Medizin verstehe sich in Deutschland zu sehr als Reparaturbetrieb, so der Mediziner. "Natürlich muss das erste Ziel die Heilung heilbarer Krankheiten sein", sagte Spies. Letztendlich sei das Ziel der Medizin aber, dass es Menschen besser gehe. Wo es – wie zum Beispiel bei Krebserkrankungen im Endstadium – keine Heilung mehr gebe, sei die Verbesserung der Lebensqualität vorrangige Aufgabe.
"Hier gibt es noch erheblichen Handlungsbedarf", so Spies weiter. Es dürfe in einem der reichsten Länder nicht vorkommen, dass Patienten in ihren letzten Lebenstagen oder Wochen allein zu Hause oder in nicht dafür ausgelegten Einrichtungen mehr schlecht als recht versorgt werden.
"In dieser Situation gibt es einen ganz anderen Bedarf der Kranken: vor allem keine Schmerzen zu haben, Ruhe und menschlichen Beistand", unterstrich der SPD-Politiker. In vielen Krankenhäusern sei dies in der Alltagshektik kaum zu gewährleisten, obwohl sich alle Beteiligten ohne Zweifel auf das äußerste bemühen.
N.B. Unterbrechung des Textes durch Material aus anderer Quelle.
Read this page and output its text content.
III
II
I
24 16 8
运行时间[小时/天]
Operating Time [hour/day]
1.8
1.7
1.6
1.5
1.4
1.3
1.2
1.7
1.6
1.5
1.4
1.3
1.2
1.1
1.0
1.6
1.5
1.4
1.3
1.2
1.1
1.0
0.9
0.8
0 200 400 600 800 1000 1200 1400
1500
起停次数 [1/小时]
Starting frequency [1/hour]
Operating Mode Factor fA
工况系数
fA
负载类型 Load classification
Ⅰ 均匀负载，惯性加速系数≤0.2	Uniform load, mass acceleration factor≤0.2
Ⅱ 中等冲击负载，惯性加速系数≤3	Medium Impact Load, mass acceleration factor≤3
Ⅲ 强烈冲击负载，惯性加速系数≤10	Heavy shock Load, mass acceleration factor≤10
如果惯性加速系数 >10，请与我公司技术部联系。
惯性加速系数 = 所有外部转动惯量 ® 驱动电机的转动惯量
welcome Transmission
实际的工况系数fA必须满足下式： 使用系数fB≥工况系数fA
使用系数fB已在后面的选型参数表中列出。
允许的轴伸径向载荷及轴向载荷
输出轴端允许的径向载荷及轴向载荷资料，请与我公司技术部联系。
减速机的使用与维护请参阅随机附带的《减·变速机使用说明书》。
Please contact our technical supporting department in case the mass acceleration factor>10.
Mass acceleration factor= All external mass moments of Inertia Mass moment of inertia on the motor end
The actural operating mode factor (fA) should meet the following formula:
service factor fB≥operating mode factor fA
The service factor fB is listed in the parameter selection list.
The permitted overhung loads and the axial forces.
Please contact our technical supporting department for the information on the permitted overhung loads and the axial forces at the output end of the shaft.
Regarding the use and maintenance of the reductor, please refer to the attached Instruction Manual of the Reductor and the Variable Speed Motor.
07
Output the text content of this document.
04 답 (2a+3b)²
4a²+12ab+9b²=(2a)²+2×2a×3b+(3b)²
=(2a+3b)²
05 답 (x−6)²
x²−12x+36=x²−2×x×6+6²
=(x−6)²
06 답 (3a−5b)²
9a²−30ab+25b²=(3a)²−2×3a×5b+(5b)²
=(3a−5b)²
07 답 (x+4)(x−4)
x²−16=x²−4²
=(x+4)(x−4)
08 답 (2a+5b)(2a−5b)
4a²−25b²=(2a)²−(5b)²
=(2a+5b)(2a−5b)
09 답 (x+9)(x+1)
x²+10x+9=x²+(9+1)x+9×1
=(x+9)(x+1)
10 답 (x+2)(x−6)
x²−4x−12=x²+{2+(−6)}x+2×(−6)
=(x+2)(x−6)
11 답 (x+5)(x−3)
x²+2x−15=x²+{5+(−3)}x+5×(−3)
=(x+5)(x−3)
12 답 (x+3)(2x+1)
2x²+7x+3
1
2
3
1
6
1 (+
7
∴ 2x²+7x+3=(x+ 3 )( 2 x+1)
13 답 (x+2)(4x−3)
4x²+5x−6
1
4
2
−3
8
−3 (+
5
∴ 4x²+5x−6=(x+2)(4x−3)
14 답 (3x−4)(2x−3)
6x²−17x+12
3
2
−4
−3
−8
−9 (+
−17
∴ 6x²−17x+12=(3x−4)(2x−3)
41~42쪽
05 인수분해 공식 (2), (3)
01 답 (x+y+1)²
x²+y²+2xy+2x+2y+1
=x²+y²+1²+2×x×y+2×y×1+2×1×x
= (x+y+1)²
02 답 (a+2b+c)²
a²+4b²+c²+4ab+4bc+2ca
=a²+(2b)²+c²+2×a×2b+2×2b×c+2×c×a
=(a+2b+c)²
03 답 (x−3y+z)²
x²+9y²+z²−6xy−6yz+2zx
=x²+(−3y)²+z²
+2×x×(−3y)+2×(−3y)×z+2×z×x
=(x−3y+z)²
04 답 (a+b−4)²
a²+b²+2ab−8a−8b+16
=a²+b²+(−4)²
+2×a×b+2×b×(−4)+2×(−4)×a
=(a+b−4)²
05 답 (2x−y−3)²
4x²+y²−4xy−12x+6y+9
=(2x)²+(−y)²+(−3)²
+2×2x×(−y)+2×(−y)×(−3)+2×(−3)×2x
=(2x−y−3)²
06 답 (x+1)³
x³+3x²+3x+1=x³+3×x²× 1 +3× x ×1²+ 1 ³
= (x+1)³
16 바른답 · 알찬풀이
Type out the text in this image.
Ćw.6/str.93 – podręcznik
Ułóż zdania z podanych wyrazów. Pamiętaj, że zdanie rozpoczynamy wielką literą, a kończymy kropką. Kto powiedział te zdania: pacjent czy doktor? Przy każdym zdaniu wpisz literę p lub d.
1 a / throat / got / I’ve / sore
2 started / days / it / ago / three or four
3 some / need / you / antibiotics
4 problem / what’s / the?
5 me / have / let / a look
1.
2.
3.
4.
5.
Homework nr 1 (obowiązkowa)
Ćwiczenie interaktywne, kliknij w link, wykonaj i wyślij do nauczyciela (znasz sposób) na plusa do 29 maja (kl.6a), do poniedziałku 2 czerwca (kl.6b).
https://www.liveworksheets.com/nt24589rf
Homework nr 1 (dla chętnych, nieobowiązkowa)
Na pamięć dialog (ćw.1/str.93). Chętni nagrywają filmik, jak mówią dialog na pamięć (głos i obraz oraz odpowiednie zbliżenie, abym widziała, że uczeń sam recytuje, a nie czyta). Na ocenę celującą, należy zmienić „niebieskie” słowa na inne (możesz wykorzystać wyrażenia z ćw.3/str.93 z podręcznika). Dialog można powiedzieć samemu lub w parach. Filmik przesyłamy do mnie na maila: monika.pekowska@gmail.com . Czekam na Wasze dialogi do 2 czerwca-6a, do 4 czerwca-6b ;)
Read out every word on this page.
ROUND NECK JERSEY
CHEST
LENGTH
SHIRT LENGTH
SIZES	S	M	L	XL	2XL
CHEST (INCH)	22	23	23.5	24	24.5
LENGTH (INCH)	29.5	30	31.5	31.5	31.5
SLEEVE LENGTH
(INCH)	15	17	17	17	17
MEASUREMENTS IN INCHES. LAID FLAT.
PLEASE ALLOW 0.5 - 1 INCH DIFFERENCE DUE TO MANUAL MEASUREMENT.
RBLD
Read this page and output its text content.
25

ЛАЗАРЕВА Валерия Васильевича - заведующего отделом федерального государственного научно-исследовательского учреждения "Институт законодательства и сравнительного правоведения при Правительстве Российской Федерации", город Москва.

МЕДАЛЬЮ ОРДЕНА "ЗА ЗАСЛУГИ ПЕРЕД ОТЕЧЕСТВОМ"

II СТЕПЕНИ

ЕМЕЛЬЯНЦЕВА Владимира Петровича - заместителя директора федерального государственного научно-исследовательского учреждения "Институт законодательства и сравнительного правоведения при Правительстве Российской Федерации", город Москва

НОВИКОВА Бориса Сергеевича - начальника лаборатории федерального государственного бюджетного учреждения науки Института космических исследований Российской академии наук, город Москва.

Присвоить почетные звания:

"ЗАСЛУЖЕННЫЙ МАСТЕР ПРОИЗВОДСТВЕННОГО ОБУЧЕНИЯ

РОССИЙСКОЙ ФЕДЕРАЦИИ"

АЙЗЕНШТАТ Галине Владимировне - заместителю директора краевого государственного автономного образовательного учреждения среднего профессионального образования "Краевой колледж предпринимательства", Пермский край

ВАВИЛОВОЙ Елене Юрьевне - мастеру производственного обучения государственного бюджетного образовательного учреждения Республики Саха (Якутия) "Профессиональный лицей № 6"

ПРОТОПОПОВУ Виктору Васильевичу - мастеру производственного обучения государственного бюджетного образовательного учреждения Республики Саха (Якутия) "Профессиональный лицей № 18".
Auch die ambulante Versorgung sei häufig schwierig: so seien Angehörige – wenn denn vorhanden – nicht selten mit der Situation selbst überfordert. Gerade alleinstehende Patienten seien auf die ganz überwiegend ehrenamtlich geleistete Hilfe der Hospizdienste angewiesen. Auch die niedergelassenen Ärzte bräuchten Unterstützung, um in diesen Fällen die richtige Hilfe leisten zu können.
"Auch in der medizinischen Versorgungsforschung – im Gegensatz zur Grundlagenforschung – gibt es in Deutschland Nachholbedarf", erklärte Spieß. So stellten entsprechende Lehrstühle an den Hochschulen und Forschungsförderung noch immer eine seltene Ausnahme dar. Gerade Palliativmedizin aber bedürfe eines eigenen Denkansatzes, der dringend weiterer Forschung bedarf. Spies begrüßte die Initiative der Bundesgesundheitsministerin, gerade die Versorgungsforschung stärker zu fördern.
Die SPD Fraktion im hessischen Landtag hat daher einen Antrag eingebracht, zunächst einmal die konkrete Situation in Hessen zu erkunden. "Wer wirksam helfen will, der muss erst einmal die genaue Faktenlage kennen", so Spies. Mit den Erkenntnissen, die der Sozialpolitische Ausschuss auf diesem Wege erhalten will, gewinne man das nötige Wissen, um entsprechende Massnahmen einleiten zu können.
"Jeder Mensch hat das Recht, in seinen letzten Tagen und Stunden alle Hilfe zu erhalten, die er oder sie braucht", so Spies abschließend. Dies sicherzustellen, sei eine wichtige Aufgabe der Gesundheitspolitik.